Ceci étant dit, si l’on ferme les yeux sur les effets-spéciaux dignes d’une production made in Bulgaria, qu’on accepte l’idée que Matt Damon puisse sauver le monde tout en portant une queue de cheval, qu’on oublie que le scénario essaie de nous refaire la bataille du Gouffre de Helm alors que c’est de toutes façons pas possible de faire mieux, et enfin que Willem Dafoe vient cachetonner pour un rôle d’une inutilité aberrante… Il reste peut-être possible d’admettre que le film a de quoi plaire. Il a de quoi plaire en vérité parce que Zhang Yimou parvient de temps à autres, à enrober cette belle bouse d’un petit arrière goût de chef-d’oeuvre du genre. Faut vraiment y porter attention, bien mâcher, être un brin sensible et pas trop difficile.
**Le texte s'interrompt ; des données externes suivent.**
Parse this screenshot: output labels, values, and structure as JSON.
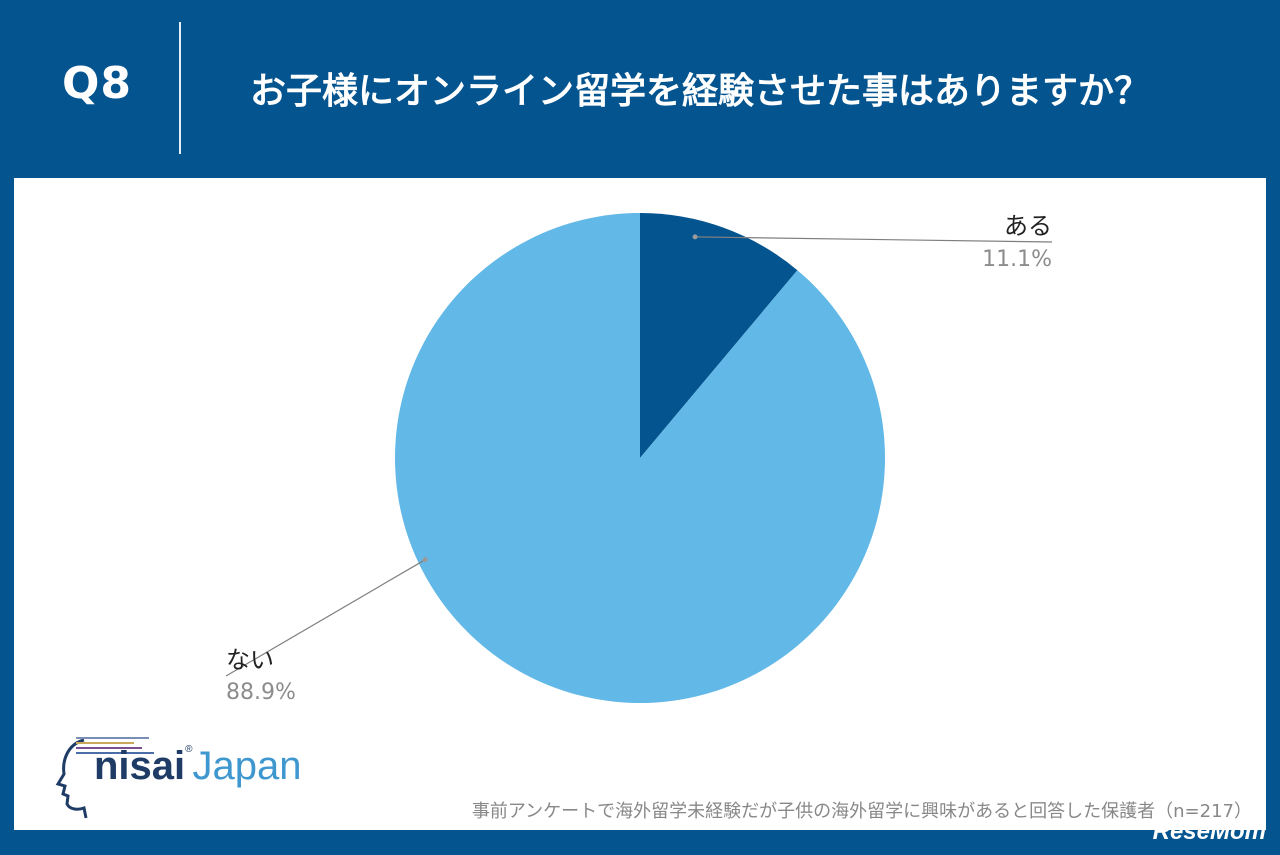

Mais sans le moindre sous-entendu ironique, quelques idées visuelles largement héritées du wu xia pian sont à saluer telles que, par exemple, la faction féminine de l’armée chinoise, en armure bleue, dont la spécificité est de s’élancer des murailles, harnachées, lances en main, donnant lieu à des séquences de sauts à l’élastiques guerriers époustouflantes. Une petite flopée de belles images, de beaux gestes de mise en scène, de purs instants formels qui ne suffisent tout de même pas à rendre ce film moins abscons sur le fond. Réjouissons-nous quand même, La Grande Muraille parvient au moins à réconcilier la Chine et les États-Unis, qui semblent s’être trouvés des atomes crochus, en se gargarisant communément du triomphe d’un héroïsme, sur-puissant et ultra-rabâché.